The incalculable grief. The interminable wake and funeral. And afterwards, questions: Who? Why ? The police didn't know and doubted very much that they would ever find out. It was common for kids to go up on the overpasses at night and drop things through the cyclone fencing onto the cars streaming by below. By the time an incident was reported, the culprits were long gone. The State Police response to any and all appeals from Jack and his father was a helpless shrug.
His father's response was withdrawal; the senselessness of the tragedy had thrown him into a sort of emotional catatonia in which he appeared to function normally but felt absolutely nothing. Jack's response was something else: cold, nerveless, consuming rage. He was faced with a new kind of fix-it job. He knew where it had happened. He knew how. All he had to do was find out who.
He would do nothing else, think of nothing else, until that job was done.
And eventually it was done.
It was long over now, a part of the past. Yet as he approached that overpass he felt his throat constrict. He could almost see a cinderblock falling… falling toward the windshield… crashing through in a blizzard of glass fragments… crushing him. Then he was under and in shadow, and for an instant it was nighttime and snowing, and hanging off the other side of the overpass he saw a limp, battered body dangling from a rope tied to its feet, swinging and spinning crazily. Then it was gone and he was back in the August sun again.
He shivered. He hated New Jersey.
4
Jack got off at Exit 5. He took 541 through Mount Holly and continued south on the two-lane blacktop through towns that were little more than groups of buildings clustered along a stretch of road like a crowd around an accident. The spaces between were all open cultivated field. Fresh produce stands advertising Jersey Beefsteak tomatoes "5 lbs/$1" dotted the roadside. He reminded himself to pick up a basketful for Abe on the way back.
He passed through Lumberton, a name that always conjured up ponderous images of morbidly obese people waddling in and out of oversized stores and houses. Next came Fostertown, which should have been populated by a horde of homeless runny-nosed waifs, but wasn't.

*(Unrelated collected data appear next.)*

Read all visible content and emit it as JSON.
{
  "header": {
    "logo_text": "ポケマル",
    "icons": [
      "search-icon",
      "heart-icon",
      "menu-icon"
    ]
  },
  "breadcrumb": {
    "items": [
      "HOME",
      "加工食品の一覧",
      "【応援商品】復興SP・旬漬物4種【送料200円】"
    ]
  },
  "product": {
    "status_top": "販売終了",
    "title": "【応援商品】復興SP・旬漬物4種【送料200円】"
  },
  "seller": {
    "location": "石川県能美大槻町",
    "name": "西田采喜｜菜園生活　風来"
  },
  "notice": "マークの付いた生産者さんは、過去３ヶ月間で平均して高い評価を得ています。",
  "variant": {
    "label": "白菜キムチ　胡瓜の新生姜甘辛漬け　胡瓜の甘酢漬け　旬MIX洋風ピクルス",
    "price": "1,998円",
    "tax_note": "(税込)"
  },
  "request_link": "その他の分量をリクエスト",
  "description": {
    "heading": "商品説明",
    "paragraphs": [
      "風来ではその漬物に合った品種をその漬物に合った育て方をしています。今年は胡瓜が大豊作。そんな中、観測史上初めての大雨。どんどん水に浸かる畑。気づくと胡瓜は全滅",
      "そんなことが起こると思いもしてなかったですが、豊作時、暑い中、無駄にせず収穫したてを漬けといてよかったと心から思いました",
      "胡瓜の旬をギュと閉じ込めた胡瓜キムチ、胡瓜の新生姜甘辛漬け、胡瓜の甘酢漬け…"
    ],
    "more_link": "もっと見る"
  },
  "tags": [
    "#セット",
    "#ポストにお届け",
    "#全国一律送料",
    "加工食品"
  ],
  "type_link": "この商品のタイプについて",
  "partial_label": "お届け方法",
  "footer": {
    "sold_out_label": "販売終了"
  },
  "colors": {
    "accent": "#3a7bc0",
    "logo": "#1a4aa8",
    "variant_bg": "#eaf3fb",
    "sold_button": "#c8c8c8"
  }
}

And then he was home, turning the corner by what had been Mr. Canelli's house; Canelli had died and the new owner must have been trying to save water because the lawn had burnt to a uniform shade of pale brown. He pulled into the driveway of the three-bedroom ranch in which he, his brother, and his sister had all grown up, turned off the car, and sat a moment wishing he were someplace else.
But there was no sense in delaying the inevitable, so he got out and walked up to the door. Dad pushed it open just as he reached it.

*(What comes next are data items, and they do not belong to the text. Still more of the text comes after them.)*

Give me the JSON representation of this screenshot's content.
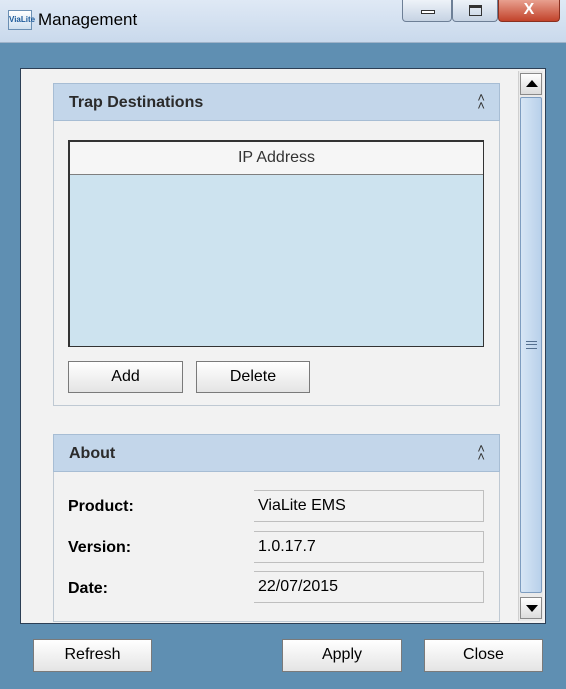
{
  "window": {
    "title": "Management",
    "icon": "ViaLite",
    "close_glyph": "X"
  },
  "trap_panel": {
    "title": "Trap Destinations",
    "collapse_icon": "chevron-double-up-icon",
    "table": {
      "columns": [
        "IP Address"
      ],
      "rows": []
    },
    "add_label": "Add",
    "delete_label": "Delete"
  },
  "about_panel": {
    "title": "About",
    "collapse_icon": "chevron-double-up-icon",
    "fields": [
      {
        "label": "Product:",
        "value": "ViaLite EMS"
      },
      {
        "label": "Version:",
        "value": "1.0.17.7"
      },
      {
        "label": "Date:",
        "value": "22/07/2015"
      }
    ]
  },
  "footer": {
    "refresh_label": "Refresh",
    "apply_label": "Apply",
    "close_label": "Close"
  },
  "colors": {
    "frame": "#5f8fb2",
    "panel_header": "#c3d6ea",
    "table_body": "#cde3ef"
  }
}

"Jack!" He thrust out his hand. "You had me worried. Thought you'd forgotten."
His father was a tall, thin, balding man tanned a dark brown from daily workouts on the local tennis courts. His beakish nose was pink and peeling from sunburn, and the age spots on his forehead had multiplied and coalesced since the last time Jack had visited. But his grip was firm and his blue eyes bright behind the steel-rimmed glasses as Jack shook hands with him.
"Only a few minutes late."
Dad reached down and picked up his tennis racquet from where it had been leaning against the door molding. "Yeah, but I reserved a court so we could warm up a little before the match." He closed the door behind him. "Let's take your car. You remember where the courts are?"
"Of course."
As he slid into the front seat, Dad glanced around the interior of the Corvair. He touched the dice, either to see if they were fuzzy or if they were real.
"You really drive around in this?"
"Sure. Why?"
"It's…"
"Unsafe At Any Speed?"
"Yeah. That, too."
"Best car I ever owned." Jack pushed the little lever in the far left of the dashboard into reverse and pulled out of the driveway.